O primeiro é norma culta, que as pessoas teimam e reteimam em achar que é sinônimo de norma padrão. E o segundo é coloquial ou coloquialismo.
Sobre a confusão que muita gente faz entre norma cultanorma padrão, os linguistas há 25 anos vêm tentando apontar a necessidade de distinguir, de um lado, a realidade dos usos da língua e, do outro, a ideologia linguística veiculada pela tradição gramatical normativa.

Em pleno 2013, é inadmissível confundir o que é o português brasileiro dos falantes com maior prestígio socioeconômico (norma culta) e aquilo que uma longa tradição prescritivo-normativa criou no imaginário linguístico das pessoas, sobretudo das camadas privilegiadas da população (norma-padrão).
Resumo: norma culta e norma-padrão não são a mesma coisa!
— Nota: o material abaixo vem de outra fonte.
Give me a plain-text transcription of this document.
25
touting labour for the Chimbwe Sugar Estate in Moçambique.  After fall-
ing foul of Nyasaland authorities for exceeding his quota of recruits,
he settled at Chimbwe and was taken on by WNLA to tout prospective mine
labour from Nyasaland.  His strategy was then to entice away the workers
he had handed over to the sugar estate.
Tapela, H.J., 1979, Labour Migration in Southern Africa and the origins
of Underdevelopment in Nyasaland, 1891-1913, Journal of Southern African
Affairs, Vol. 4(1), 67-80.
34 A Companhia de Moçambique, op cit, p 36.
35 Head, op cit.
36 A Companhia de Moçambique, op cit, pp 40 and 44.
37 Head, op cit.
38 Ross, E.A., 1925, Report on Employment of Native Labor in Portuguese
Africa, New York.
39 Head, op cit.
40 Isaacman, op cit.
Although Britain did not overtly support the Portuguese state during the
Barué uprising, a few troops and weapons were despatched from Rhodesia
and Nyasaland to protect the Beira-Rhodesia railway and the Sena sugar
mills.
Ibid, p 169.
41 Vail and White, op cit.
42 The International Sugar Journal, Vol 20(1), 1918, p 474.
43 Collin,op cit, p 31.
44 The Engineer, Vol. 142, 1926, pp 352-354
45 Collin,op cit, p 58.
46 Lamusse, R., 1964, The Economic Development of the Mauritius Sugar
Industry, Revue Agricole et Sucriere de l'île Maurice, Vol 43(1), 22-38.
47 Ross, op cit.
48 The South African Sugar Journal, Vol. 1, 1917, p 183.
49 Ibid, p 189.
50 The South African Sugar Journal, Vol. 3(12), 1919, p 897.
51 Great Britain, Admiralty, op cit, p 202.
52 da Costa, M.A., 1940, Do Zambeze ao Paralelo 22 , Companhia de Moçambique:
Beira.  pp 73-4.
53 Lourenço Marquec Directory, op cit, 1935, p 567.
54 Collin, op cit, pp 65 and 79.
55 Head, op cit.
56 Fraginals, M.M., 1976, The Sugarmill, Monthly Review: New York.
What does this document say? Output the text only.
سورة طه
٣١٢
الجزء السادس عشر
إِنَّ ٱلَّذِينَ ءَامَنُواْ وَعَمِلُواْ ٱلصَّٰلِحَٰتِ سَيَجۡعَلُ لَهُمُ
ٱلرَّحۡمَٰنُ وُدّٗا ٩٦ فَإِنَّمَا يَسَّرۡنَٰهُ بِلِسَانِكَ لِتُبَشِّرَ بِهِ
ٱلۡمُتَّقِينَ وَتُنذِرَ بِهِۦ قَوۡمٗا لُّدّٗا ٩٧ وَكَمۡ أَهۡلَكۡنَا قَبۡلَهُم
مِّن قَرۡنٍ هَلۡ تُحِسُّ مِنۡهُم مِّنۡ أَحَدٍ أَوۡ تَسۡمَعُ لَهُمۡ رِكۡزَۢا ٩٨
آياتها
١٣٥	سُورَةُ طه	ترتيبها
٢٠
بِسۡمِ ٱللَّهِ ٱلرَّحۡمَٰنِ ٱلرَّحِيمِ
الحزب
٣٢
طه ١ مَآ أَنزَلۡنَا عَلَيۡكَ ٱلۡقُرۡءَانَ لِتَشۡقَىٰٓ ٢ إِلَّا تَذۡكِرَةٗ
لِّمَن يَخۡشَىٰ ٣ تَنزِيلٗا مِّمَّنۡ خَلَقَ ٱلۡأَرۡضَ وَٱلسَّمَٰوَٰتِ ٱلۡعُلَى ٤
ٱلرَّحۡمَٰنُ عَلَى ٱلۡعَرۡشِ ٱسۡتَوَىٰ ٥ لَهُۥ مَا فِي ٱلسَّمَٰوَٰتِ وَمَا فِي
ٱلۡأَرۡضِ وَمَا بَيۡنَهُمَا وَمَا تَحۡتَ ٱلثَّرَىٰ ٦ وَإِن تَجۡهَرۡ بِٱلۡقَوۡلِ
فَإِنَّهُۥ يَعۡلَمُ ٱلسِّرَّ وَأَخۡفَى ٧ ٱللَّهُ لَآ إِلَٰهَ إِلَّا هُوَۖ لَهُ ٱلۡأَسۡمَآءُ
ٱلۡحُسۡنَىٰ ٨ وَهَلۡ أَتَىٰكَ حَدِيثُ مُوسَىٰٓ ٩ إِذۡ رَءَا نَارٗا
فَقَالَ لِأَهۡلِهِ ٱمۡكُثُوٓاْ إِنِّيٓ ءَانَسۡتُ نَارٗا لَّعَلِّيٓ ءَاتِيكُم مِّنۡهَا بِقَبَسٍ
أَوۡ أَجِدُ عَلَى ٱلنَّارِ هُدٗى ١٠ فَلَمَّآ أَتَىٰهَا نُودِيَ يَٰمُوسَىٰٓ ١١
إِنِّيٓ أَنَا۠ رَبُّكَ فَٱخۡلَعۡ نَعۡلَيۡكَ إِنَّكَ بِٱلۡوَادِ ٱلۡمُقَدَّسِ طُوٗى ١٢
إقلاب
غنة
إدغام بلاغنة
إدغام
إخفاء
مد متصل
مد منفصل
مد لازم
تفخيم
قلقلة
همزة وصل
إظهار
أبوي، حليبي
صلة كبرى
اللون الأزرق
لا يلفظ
Assim, “eu vi ele” é norma culta, cultíssima, porque assim falam todos os brasileiros das camadas privilegiadas da sociedade, ao passo que “eu o vi” é norma-padrão, língua artificial, língua de ninguém.
A coisa piora quando tentam contrapor essa “norma culta” mal definida a uma outra, mais pantanosa ainda: a norma coloquial, que também aparece misturada com as noções deinformalidade, regionalismo língua falada. Aqui chegamos à beira do abismo...!
É um um erro teórico sério definir a norma culta ou mesmo a norma-padrão como “linguagem formal”. Um falante altamente letrado pode perfeitamente se valer das formas padronizadas, prescritas nas gramáticas normativas, para se manifestar em situações de interação verbal qualificadas de informais.
A (in)formalidade de uma situação não se vincula exclusivamente ao emprego (ou não) de formas gramaticais normatizadas ou de uma pronúncia “culta”: há muitos outros elementos verbais e não verbais que colaboram para conferir maior ou menor formalidade a um evento comunicativo.
O adjetivo coloquial é o único que os jornalistas, em sua ampla maioria, parecem conhecer para definir qualquer uso da língua que não corresponda à ideia confusa, vaga e socialmente preconceituosa que eles fazem do que seja a língua “culta”.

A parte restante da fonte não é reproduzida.